Some people think that assistance programs serve a different purpose. A successful program to them is one that delivers more money to more people, often expanding beyond a recipient’s need. So any expansion is treated as an improvement, while any restriction is treated as a failure. But the point of food stamps ought to be to ensure that poor people don’t go hungry, and the standard of success ought to be whether people can afford to eat.
Lawmakers could lay out specific, measurable goals they want their new policies to achieve. People should want their lawmakers to manage for clear outcomes.
For instance, Rep. Debbie Dingell, introduced a bill in Congress to reshore American jobs. The proposed program would not be required to reshore American jobs. There are some criteria that administrators are going to use to hand out the subsidies that would be authorized. But the standard of success is whether the government hands out money, not whether it reshores jobs.
Legislators can be clear about what programs must accomplish, and they can end or change the programs that fail to do what they were created to do. Legislator could demand that jobs and production in the targeted industry increase by whatever amount they believe can be accomplished within the period they want, and reschedule the program for evaluation afterward. But they don’t.
I can’t think of a case where lawmakers put clear and measurable targeted outcomes into current policy. Politicians would rather be praised for giving money to the right people than for producing good outcomes for the public to whom they can be held accountable.
It’s not just elected officials who want check writing to be the standard. The people getting the cash want it to be the standard, too.
Michigan lawmakers established the Reconnect program to pay the tuition for people over 25 who enroll in community colleges. Community colleges declare the program to be a success because it paid to get people to go to community colleges. That’s a low standard to meet.
To hear the program’s supporters talk about it, they’re trying to increase opportunities and wages for the people who participate. They probably should boast about producing that outcome instead of declaring success because some people participate.
The federal Great Lakes Restoration Initiative is not required to restore the Great Lakes. The people who get money from it declare it to be a success.

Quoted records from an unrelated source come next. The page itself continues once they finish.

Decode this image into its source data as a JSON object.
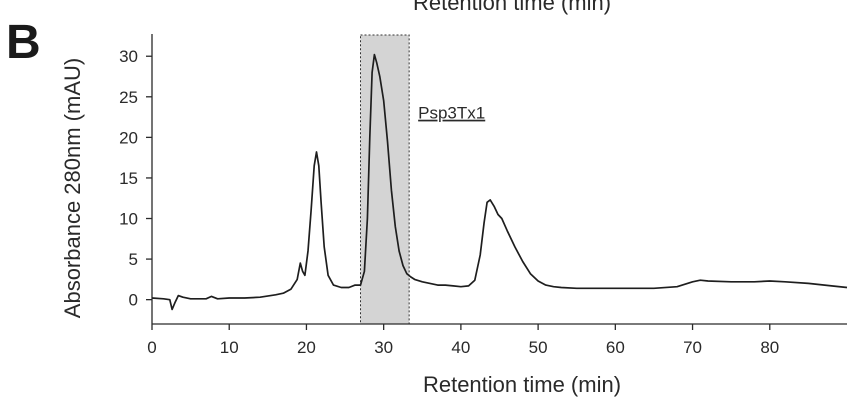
{
  "panel_label": "B",
  "top_cut_label": "Retention  time (min)",
  "chart_data": {
    "type": "line",
    "xlabel": "Retention time (min)",
    "ylabel": "Absorbance 280nm (mAU)",
    "xlim": [
      0,
      90
    ],
    "ylim": [
      -3,
      32
    ],
    "x_ticks": [
      0,
      10,
      20,
      30,
      40,
      50,
      60,
      70,
      80
    ],
    "y_ticks": [
      0,
      5,
      10,
      15,
      20,
      25,
      30
    ],
    "grid": false,
    "highlight": {
      "x_start": 27,
      "x_end": 33.3,
      "label": "Psp3Tx1"
    },
    "series": [
      {
        "x": [
          0,
          1.5,
          2.3,
          2.6,
          3.0,
          3.4,
          4,
          5,
          6,
          7,
          7.7,
          8.5,
          10,
          12,
          14,
          16,
          17,
          18,
          18.8,
          19.2,
          19.5,
          19.8,
          20.2,
          20.6,
          21.0,
          21.3,
          21.6,
          21.9,
          22.3,
          22.8,
          23.5,
          24.5,
          25.5,
          26.3,
          27.0,
          27.5,
          27.9,
          28.2,
          28.5,
          28.8,
          29.1,
          29.5,
          30.0,
          30.5,
          31.0,
          31.5,
          32.0,
          32.5,
          33.0,
          33.5,
          34,
          35,
          36,
          37,
          38,
          39,
          40,
          41,
          41.8,
          42.5,
          43.0,
          43.4,
          43.8,
          44.3,
          44.8,
          45.3,
          46,
          47,
          48,
          49,
          50,
          51,
          52,
          53,
          55,
          60,
          65,
          68,
          70,
          71,
          72,
          75,
          78,
          80,
          82,
          85,
          88,
          90
        ],
        "y": [
          0.2,
          0.1,
          0.0,
          -1.2,
          -0.3,
          0.5,
          0.3,
          0.1,
          0.1,
          0.1,
          0.4,
          0.1,
          0.2,
          0.2,
          0.3,
          0.6,
          0.8,
          1.3,
          2.5,
          4.5,
          3.5,
          3.0,
          6.0,
          11.0,
          16.5,
          18.2,
          16.5,
          12.0,
          6.5,
          3.0,
          1.8,
          1.5,
          1.5,
          1.8,
          1.8,
          3.5,
          10.0,
          20.0,
          28.0,
          30.2,
          29.2,
          27.5,
          24.5,
          19.5,
          13.5,
          9.0,
          6.0,
          4.2,
          3.2,
          2.8,
          2.5,
          2.2,
          2.0,
          1.8,
          1.8,
          1.7,
          1.6,
          1.7,
          2.4,
          5.5,
          9.5,
          12.0,
          12.3,
          11.5,
          10.5,
          10.0,
          8.5,
          6.5,
          4.7,
          3.2,
          2.3,
          1.8,
          1.6,
          1.5,
          1.4,
          1.4,
          1.4,
          1.6,
          2.2,
          2.4,
          2.3,
          2.2,
          2.2,
          2.3,
          2.2,
          2.0,
          1.7,
          1.5
        ]
      }
    ]
  }
}
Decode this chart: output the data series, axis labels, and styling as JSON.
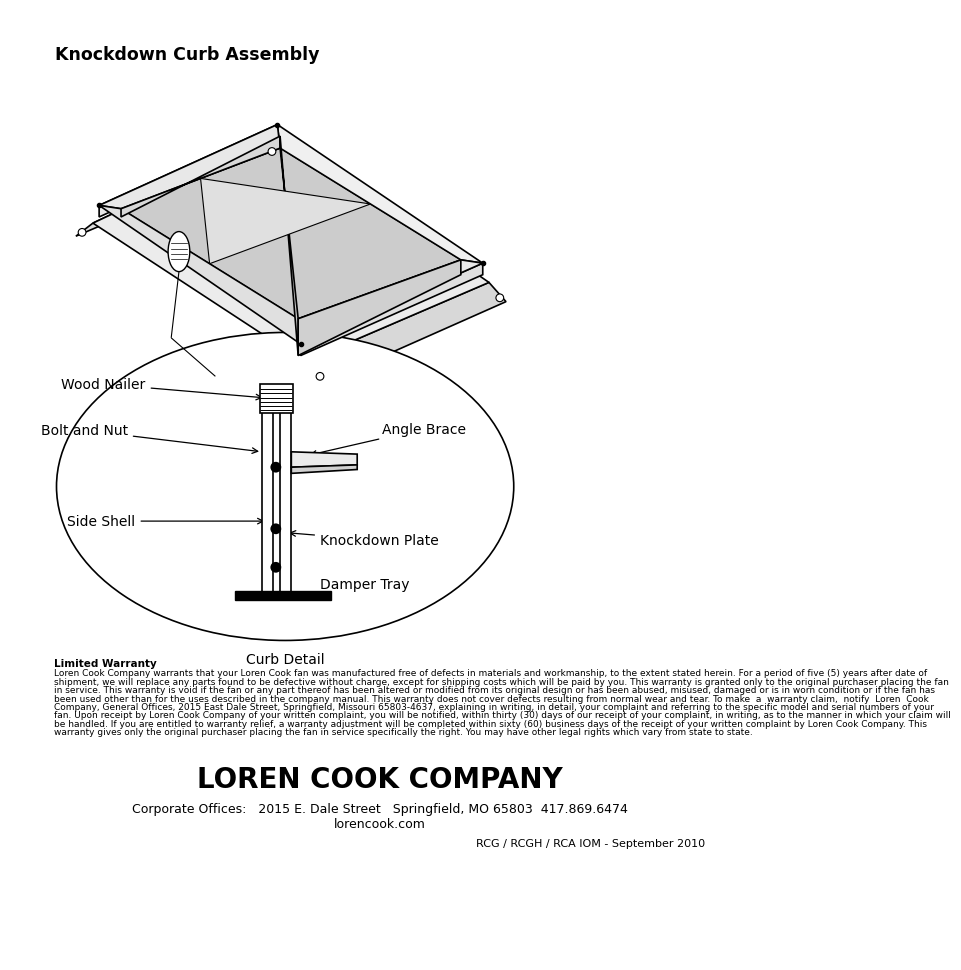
{
  "title": "Knockdown Curb Assembly",
  "background_color": "#ffffff",
  "warranty_title": "Limited Warranty",
  "warranty_body": "Loren Cook Company warrants that your Loren Cook fan was manufactured free of defects in materials and workmanship, to the extent stated herein. For a period of five (5) years after date of shipment, we will replace any parts found to be defective without charge, except for shipping costs which will be paid by you. This warranty is granted only to the original purchaser placing the fan in service. This warranty is void if the fan or any part thereof has been altered or modified from its original design or has been abused, misused, damaged or is in worn condition or if the fan has been used other than for the uses described in the company manual. This warranty does not cover defects resulting from normal wear and tear. To make  a  warranty claim,  notify  Loren  Cook Company, General Offices, 2015 East Dale Street, Springfield, Missouri 65803-4637, explaining in writing, in detail, your complaint and referring to the specific model and serial numbers of your fan. Upon receipt by Loren Cook Company of your written complaint, you will be notified, within thirty (30) days of our receipt of your complaint, in writing, as to the manner in which your claim will be handled. If you are entitled to warranty relief, a warranty adjustment will be completed within sixty (60) business days of the receipt of your written complaint by Loren Cook Company. This warranty gives only the original purchaser placing the fan in service specifically the right. You may have other legal rights which vary from state to state.",
  "company_name": "LOREN COOK COMPANY",
  "corporate_line": "Corporate Offices:   2015 E. Dale Street   Springfield, MO 65803  417.869.6474",
  "website": "lorencook.com",
  "footer_right": "RCG / RCGH / RCA IOM - September 2010"
}
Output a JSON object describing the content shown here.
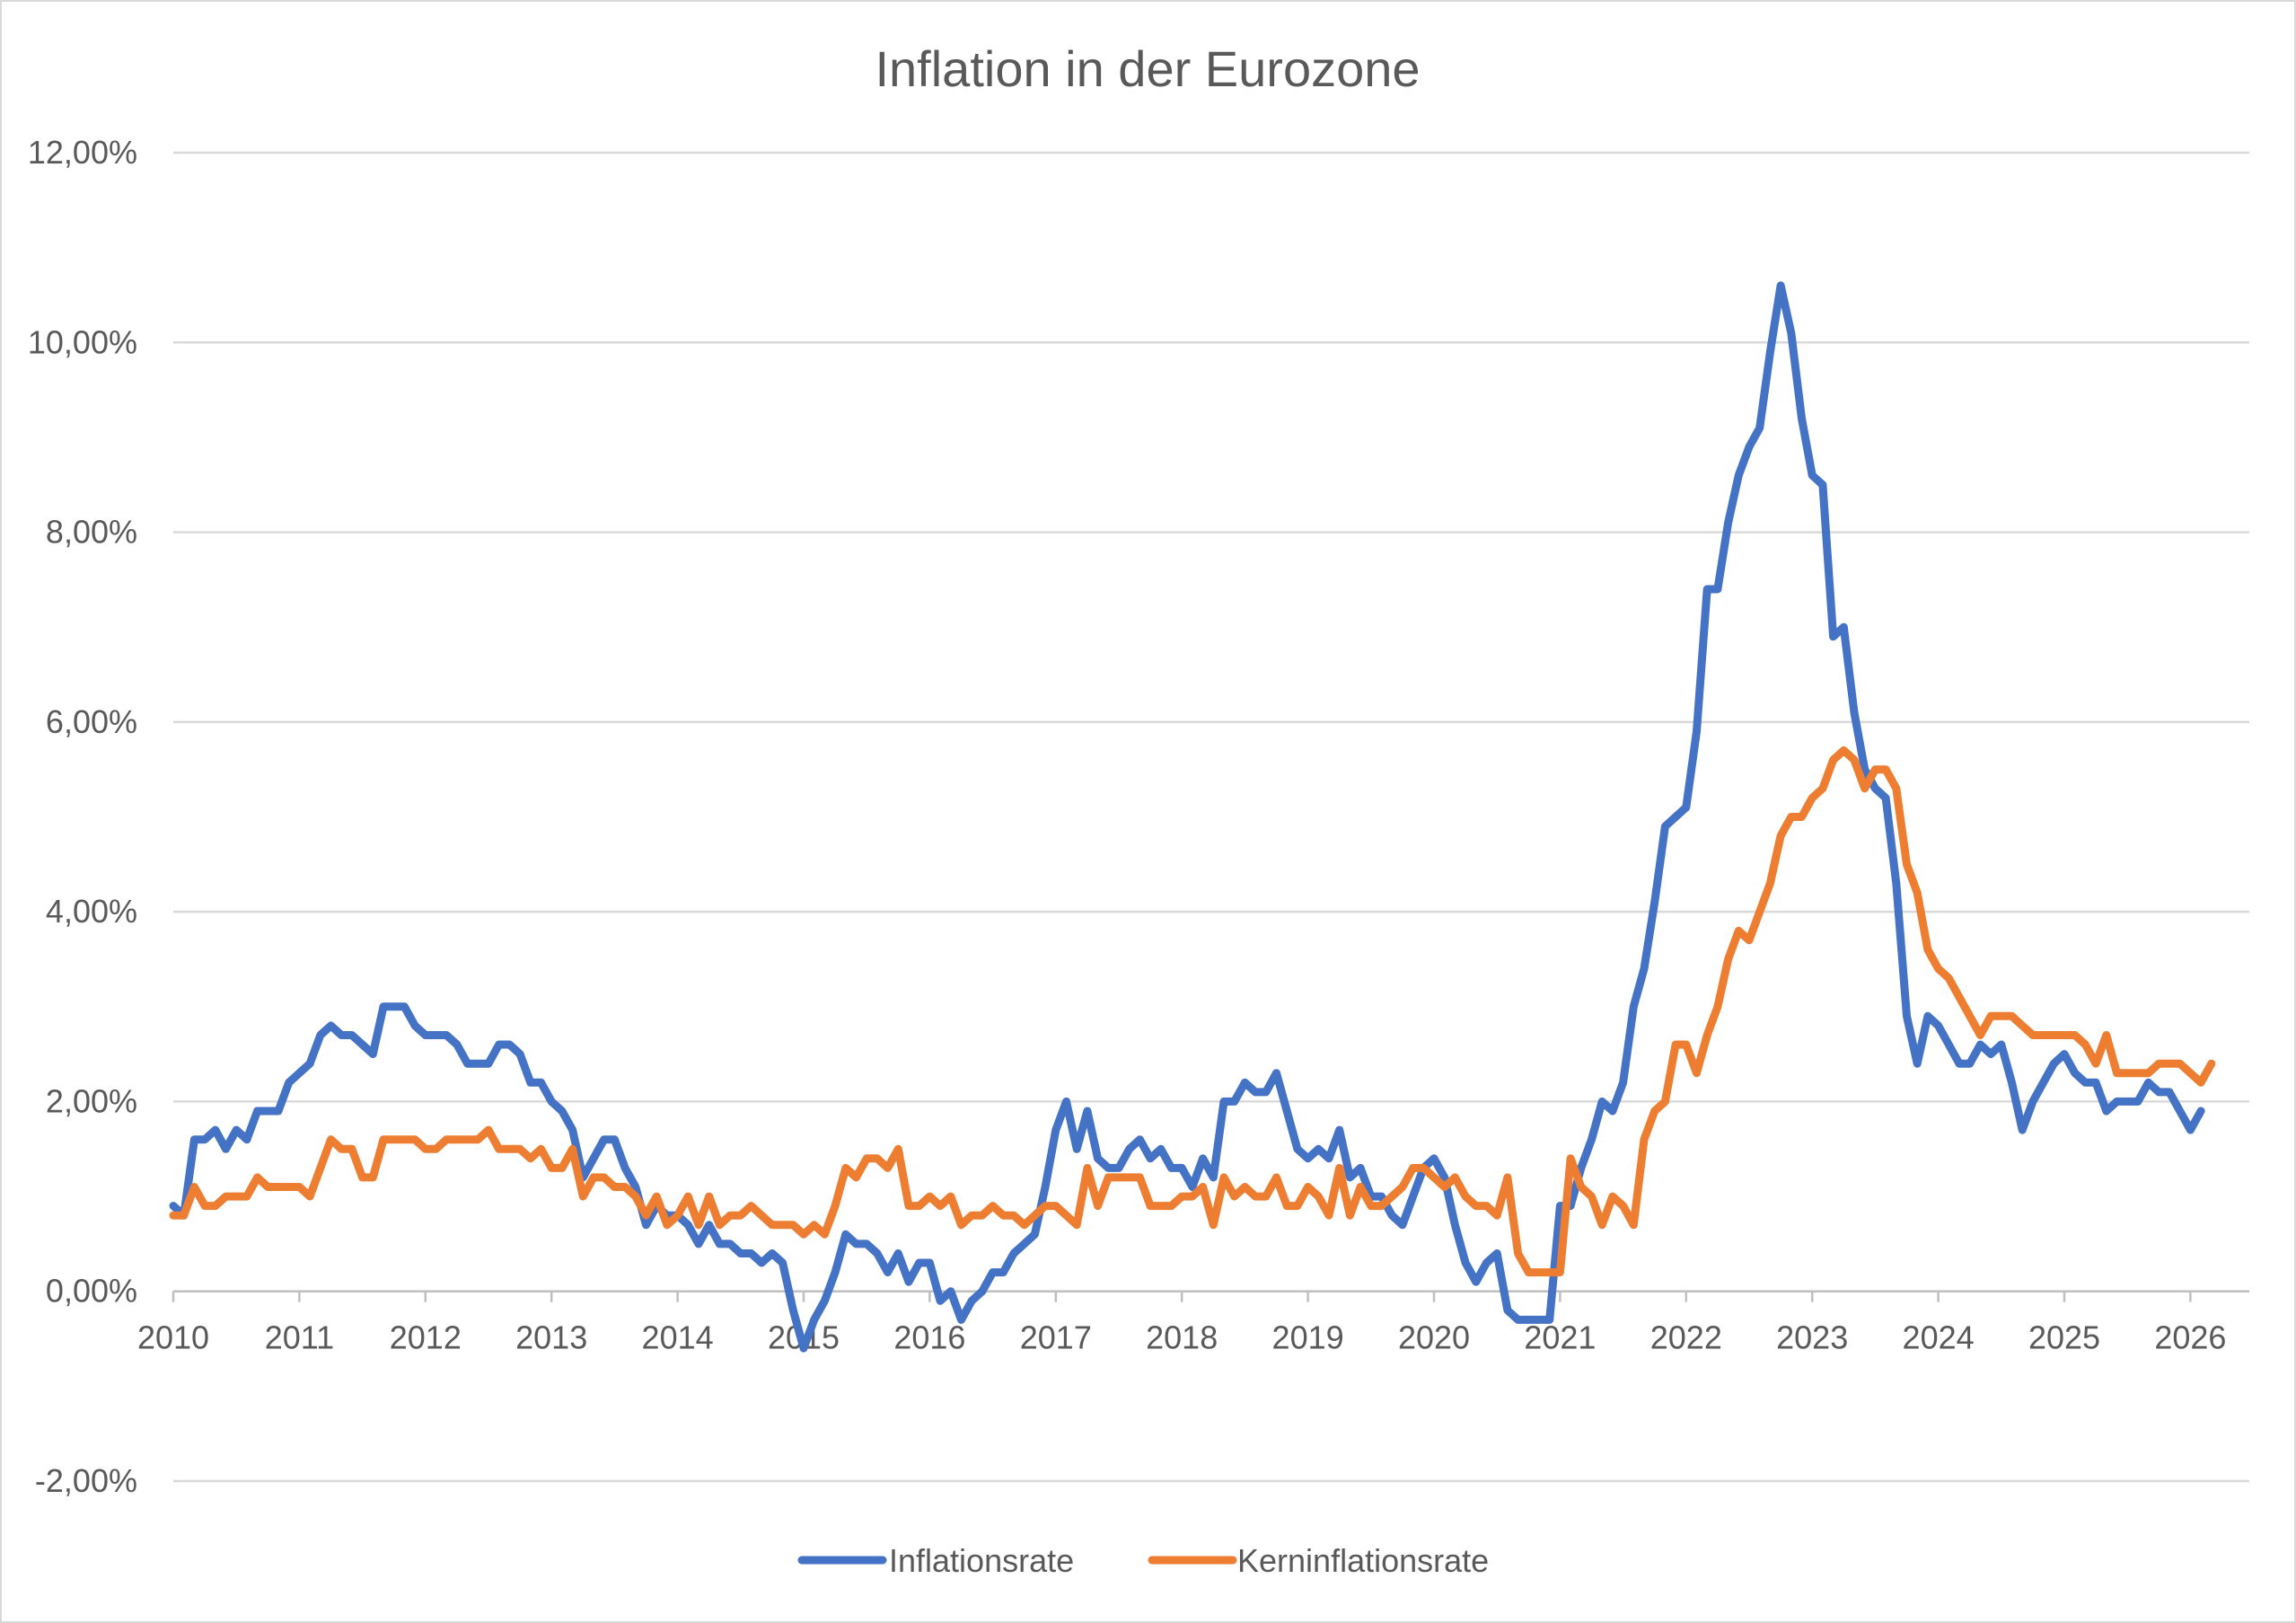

The 21st Century Jobs Fund was not required to add jobs. Then-Gov. Jennifer Granholm declared it a success because it handed out money.
People ought to use higher standards.
Politicians don’t use higher standards. One of the reasons Granholm is the federal energy secretary is because she handed out a lot of subsidies to green companies as Michigan’s governor. Whether they actually produced anything was irrelevant.
Public policy needs to be judged by its benefits, not by a program’s existence or lawmakers’ intent. If lawmakers want to expand economic opportunities for adults, we need to judge their efforts by the participants’ economic opportunities. If they want to restore the Great Lakes, they need to define what that looks like. Job programs need to be judged by the number of jobs in the state, and too often they are judged by whether they give cash to the right people.
Politicians use low standards because they are not held to higher standards. It has been sufficient for them to win votes solely because they were behind programs that gave taxpayer money to high-status groups and people. Check out the latest communication your elected official has sent you, and you’re likely to see evidence that this is so. What you won’t see are the outcomes that they’ve accomplished with those programs.
People need to wise up. Politicians are not going to play a different game unless their constituents expect them to. We’d all be better off if we judged public policy by its benefits to the public.